Nació el 8 de julio de 1921 en Nueva Zelanda y falleció el 7 de julio de 2006 en Estados Unidos. En 1944 se graduó en la Universidad Victoria de Wellington con una maestría en Psicología y otra en Educación. Trabajó en la Universidad de Otago en Dunedin pero en 1947 emigró a los Estados Unidos para estudiar Psiquiatría en la Universidad de Pittsburgh. En 1952 terminó su doctorado en la Universidad de Harvard. El resto, desde 1951 hasta su muerte como profesor de Pediatría y Psicología médica en Hopkins, es lo que le narramos a continuación. Bueno, resaltar que fue el primer miembro honorario de la Asociación Española de Sociedades de Sexología (AEES) –¿cómo no?, española, por supuesto- y se ha propuesto que el premio de investigación de la Federación Española de Sociedades de Sexología (FESS) lleve su nombre. Y para subir acompañados al podio de la nadería, añadir que en 2002 recibió la medalla Magnus Hirschfeld, de la Sociedad Alemana para la Investigación Científico-social en Sexualidad. ¿Por qué le llamarán ciencia, cuando deberían llamarle ingeniería social?

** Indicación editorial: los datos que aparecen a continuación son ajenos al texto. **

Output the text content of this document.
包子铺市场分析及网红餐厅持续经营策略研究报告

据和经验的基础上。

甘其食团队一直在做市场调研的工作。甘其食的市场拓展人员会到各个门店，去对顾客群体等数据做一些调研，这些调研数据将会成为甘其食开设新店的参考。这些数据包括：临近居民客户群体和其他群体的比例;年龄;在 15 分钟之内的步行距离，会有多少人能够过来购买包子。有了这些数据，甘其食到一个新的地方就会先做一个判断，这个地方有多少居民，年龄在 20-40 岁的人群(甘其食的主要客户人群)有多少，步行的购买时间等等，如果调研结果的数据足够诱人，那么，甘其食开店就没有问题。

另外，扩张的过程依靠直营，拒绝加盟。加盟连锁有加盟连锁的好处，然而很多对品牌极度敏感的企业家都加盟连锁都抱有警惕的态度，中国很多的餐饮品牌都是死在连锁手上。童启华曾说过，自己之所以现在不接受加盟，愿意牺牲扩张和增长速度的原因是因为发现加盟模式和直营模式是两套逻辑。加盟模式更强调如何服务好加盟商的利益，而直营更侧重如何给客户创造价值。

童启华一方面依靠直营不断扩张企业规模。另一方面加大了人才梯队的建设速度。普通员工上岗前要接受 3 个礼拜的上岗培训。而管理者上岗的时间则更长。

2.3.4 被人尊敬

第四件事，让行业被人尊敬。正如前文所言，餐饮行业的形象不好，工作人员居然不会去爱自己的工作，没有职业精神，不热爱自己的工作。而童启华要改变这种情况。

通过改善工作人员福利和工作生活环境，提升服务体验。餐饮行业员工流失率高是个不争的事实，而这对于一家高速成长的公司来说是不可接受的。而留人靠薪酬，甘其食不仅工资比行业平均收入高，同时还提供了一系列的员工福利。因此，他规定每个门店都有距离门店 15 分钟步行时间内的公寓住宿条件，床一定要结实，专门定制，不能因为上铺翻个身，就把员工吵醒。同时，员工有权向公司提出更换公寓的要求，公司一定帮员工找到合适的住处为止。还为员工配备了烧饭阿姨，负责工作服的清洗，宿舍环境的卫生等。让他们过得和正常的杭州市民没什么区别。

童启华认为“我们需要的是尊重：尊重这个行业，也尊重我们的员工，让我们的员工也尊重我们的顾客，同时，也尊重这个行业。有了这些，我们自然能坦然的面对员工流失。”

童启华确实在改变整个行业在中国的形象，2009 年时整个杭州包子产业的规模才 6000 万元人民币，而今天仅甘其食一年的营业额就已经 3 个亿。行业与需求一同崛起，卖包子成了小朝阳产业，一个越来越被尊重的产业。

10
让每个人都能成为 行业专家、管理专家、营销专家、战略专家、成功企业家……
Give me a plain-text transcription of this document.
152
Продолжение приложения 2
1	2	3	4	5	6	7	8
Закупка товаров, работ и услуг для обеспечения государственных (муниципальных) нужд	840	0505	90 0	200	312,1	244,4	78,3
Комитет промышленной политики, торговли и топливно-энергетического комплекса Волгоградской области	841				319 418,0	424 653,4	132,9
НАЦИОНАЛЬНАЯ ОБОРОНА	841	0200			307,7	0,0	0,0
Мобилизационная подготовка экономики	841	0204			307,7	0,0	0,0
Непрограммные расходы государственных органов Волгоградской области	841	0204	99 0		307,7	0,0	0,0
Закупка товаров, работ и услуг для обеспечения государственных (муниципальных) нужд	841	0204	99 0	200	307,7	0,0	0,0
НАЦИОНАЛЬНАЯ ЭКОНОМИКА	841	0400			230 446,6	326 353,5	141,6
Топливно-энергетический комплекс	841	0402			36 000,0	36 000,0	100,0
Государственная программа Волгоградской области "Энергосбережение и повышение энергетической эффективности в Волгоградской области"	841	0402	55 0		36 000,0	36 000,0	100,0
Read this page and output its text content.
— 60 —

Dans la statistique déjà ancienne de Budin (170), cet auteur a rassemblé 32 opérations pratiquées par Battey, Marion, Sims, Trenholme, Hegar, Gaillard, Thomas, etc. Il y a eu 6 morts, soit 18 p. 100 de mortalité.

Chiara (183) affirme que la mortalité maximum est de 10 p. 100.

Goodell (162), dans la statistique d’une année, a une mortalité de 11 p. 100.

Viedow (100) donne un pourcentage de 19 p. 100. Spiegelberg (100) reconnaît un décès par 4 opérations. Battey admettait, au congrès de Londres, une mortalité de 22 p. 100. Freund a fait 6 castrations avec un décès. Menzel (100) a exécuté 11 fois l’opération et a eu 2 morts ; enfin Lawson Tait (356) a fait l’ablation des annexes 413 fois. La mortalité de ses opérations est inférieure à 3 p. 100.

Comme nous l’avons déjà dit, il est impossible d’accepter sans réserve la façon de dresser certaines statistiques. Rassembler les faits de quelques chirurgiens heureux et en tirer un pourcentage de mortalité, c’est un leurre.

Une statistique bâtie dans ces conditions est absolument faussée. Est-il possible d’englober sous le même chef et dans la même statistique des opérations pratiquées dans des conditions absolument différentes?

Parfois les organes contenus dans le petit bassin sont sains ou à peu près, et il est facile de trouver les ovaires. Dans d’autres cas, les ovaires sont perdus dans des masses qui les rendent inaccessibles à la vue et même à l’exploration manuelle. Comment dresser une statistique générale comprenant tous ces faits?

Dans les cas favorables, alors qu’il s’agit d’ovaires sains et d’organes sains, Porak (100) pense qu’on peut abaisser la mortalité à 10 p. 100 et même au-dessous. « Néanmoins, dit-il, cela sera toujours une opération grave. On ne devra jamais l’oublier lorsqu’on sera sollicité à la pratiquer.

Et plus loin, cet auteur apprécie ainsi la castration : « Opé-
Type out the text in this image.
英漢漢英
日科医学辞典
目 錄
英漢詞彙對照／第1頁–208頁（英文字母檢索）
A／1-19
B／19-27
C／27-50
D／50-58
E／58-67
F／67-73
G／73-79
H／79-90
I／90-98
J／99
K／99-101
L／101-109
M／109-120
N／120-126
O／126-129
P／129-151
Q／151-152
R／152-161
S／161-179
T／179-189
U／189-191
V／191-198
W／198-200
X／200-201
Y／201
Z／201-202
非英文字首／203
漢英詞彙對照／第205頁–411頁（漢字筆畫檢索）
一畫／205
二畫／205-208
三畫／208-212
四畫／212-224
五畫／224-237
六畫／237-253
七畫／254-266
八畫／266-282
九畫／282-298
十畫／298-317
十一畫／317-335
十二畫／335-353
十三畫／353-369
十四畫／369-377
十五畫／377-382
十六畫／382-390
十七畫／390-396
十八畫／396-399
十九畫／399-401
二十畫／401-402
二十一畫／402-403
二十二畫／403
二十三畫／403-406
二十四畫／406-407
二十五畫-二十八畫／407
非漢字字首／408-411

Montando cimientos desde donde arrancar con su nueva ideología

Money reactivó las controversias en la comunidad científica acerca de lo innato o adquirido, y ello le dio rienda suelta para comenzar los experimentos. Partiendo de anomalías sexuales congénitas y cirugía de reconstrucción genital, necesarias en casos requeridos por malformaciones de nacimiento, ciertamente minoritarias, según indican las estadísticas al respecto, Money decidió considerar el género, ligado a la subjetividad, más determinante que la Genética y la Naturaleza. Sus estudios sexológicos sobre niños intersexuales, hermafroditismo, fantasías sexuales, parafilias y pedofilia, justificadas en gran medida por el propio desarrollo de sus investigaciones y sus líneas de pensamiento, son muy numerosos. Fue muy prolijo, tal y como exigen las teorías que no existen, introduciendo términos: orgasmo seco en el varón, sexosofía, papel de género, travestofilia, principio de Adán, principio de Eva, identificación cruzada, cruce de género, ginemimesis y andromimesis… Vaya usted a saber. Por supuesto, formó parte del movimiento de liberación sexual de las décadas 1960 y 1970 y sus posiciones personales sobre el ejercicio de la de sexualidad, en especial de las parafilias y la pedofilia fueron muy controvertidas. Animaba a sus pacientes a experimentar con todo tipo de deseo sexual, incluida la «lluvia dorada», la coprofilia, las amputaciones y el autoestrangulamiento. Para Money no eran perversiones, sino «parafilias». En abril de 1980 explicó en la publicación Time que una experiencia de pedofilia “no tenía necesariamente una influencia negativa sobre el niño”. Durante toda su carrera este hombre fue reverenciado, recibiendo homenajes, numerosos reconocimientos y premios, además de sabrosas subvenciones. Creó la primera clínica para la identidad de género, celebrada por las mayores y más importantes revistas estadounidenses e internacionales. Hoy sus estudiantes y protegidos, cuenta el periodista estadounidense John Colapinto, “ocupan posiciones preeminentes en algunas de las universidades, instituciones de investigación y revistas científicas más estimadas de los Estados Unidos”. Colapinto, una de las pocas voces que se interesó en la verdad, transformó en libro –As Nature Made Him: The Boy Who Was Raised As a Girl-, su célebre investigación sobre el experimento de Money, publicada por primera vez en diciembre de 1997 en la revista Rolling Stone.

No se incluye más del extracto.